Tuesday, September 05, 2006

 

Real Estate Agenta Aids In Timeshare Cast-Offs

Pat Pendleton is a bit of a softie. Her Surfside Beach real estate office is full of stray cats that she did not have the heart to turn away.

Pendleton has the same problem when it comes to distraught timeshare owners - the hordes of financially anemic consumers deserted by the industry. They call her in tears. They come into her office and beg.

"There are so many injustices in the business," she said. "They think I'm the greatest thing since white bread."

This is why Pendleton, at a spry 64 years old, has not hit it big by flipping million-dollar beach homes. She spends almost all of her time collecting timeshare cast-offs and matching them up with savvy buyers, bargain hunters happy to snap up a time share unit for thousands of dollars less than developers are selling them for. Not all of Pendleton's sellers are thrilled to hear how much money they will lose on their investment, but Pendleton is a realist about the dismal resale value of time shares.

"I say 'I can either tell you the truth or tell you what you want to hear,' " she explained.

Pendleton started selling real estate in Columbia 25 years ago. She moved to Myrtle Beach in 1987 and, as a relatively green broker in a new office, she started handling time share sales. A few years later she incorporated Pendleton Realty Inc., now a six-person business that almost exclusively handles fractional properties.

"I guess it just became my niche," she said.

Building the business has not been easy. Developers don't want to lose market share and don't want word to get out that their timeshare units can be had for 30 percent to 50 percent less, on average, than the prices they set. They often don't let Pendleton on their properties, and they try to scare consumers away from the resale market by telling them "used" timeshares don't come with the same perks and reservation clout.

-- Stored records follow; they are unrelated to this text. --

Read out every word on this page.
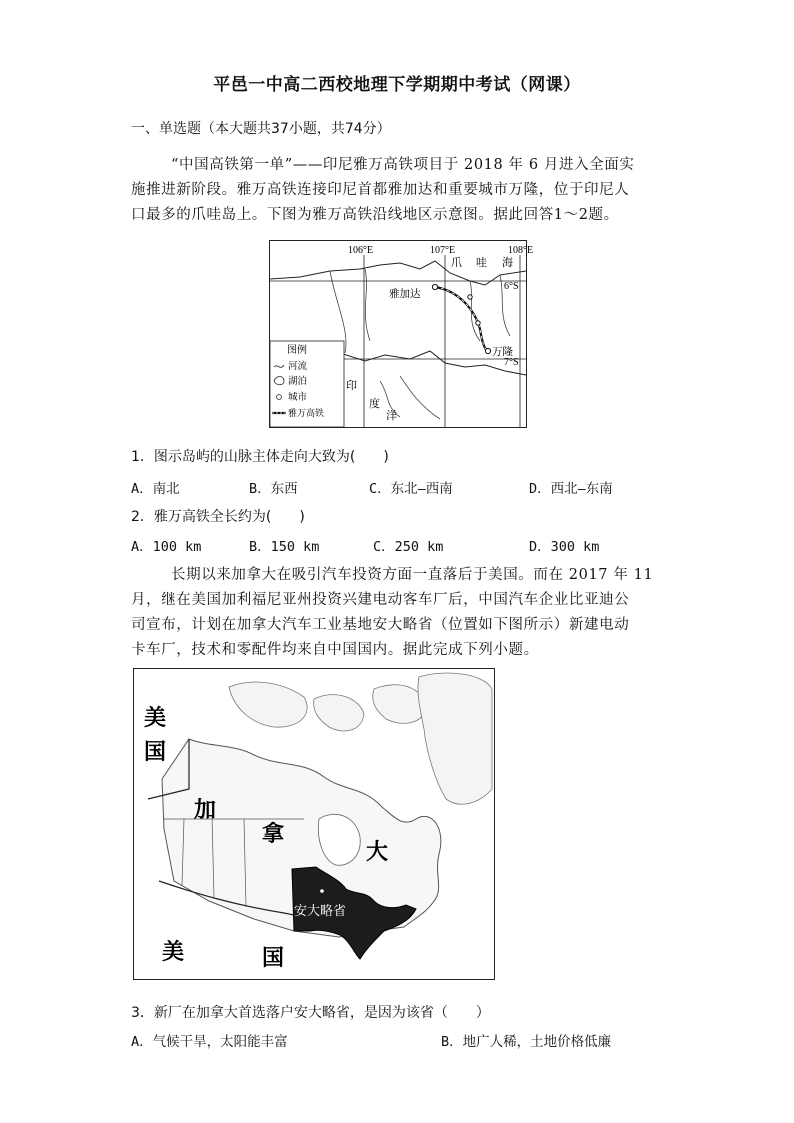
平邑一中高二西校地理下学期期中考试（网课）
一、单选题（本大题共37小题，共74分）
“中国高铁第一单”——印尼雅万高铁项目于 2018 年 6 月进入全面实
施推进新阶段。雅万高铁连接印尼首都雅加达和重要城市万隆，位于印尼人
口最多的爪哇岛上。下图为雅万高铁沿线地区示意图。据此回答1～2题。
106°E	107°E	108°E
6°S
7°S
爪 哇 海
雅加达
万隆
印
度
洋
图例
河流
湖泊
城市
雅万高铁
1．图示岛屿的山脉主体走向大致为(　　)
A．南北	B．东西	C．东北—西南	D．西北—东南
2．雅万高铁全长约为(　　)
A．100 km	B．150 km	C．250 km	D．300 km
长期以来加拿大在吸引汽车投资方面一直落后于美国。而在 2017 年 11
月，继在美国加利福尼亚州投资兴建电动客车厂后，中国汽车企业比亚迪公
司宣布，计划在加拿大汽车工业基地安大略省（位置如下图所示）新建电动
卡车厂，技术和零配件均来自中国国内。据此完成下列小题。
美
国
加
拿
大
安大略省
美	国
3．新厂在加拿大首选落户安大略省，是因为该省（　　）
A．气候干旱，太阳能丰富	B．地广人稀，土地价格低廉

"It's just lies really - baldfaced," Pendleton explained.

And then there is the constant image battle. For years, the timeshare resale industry comprised boiler rooms of swindlers calling owners and promising to flip their unit at a profit if they pay a few hundred dollars up front. Most of those shops never advertised any units, let alone sold them. Lawmakers and attorneys general have cracked down on some, but not all, of those operations.

Meanwhile, Pendleton has kept shuffling around her cramped strip-mall office; punching on a speaker-phone to listen to the sobs of another potential client; spinning through her vast Rolodex of time share fans; and shooing stray cats off of her cluttered desk.

"I've never had a complaint from a buyer," Pendleton said. "And I don't know how many timeshare developers can say that."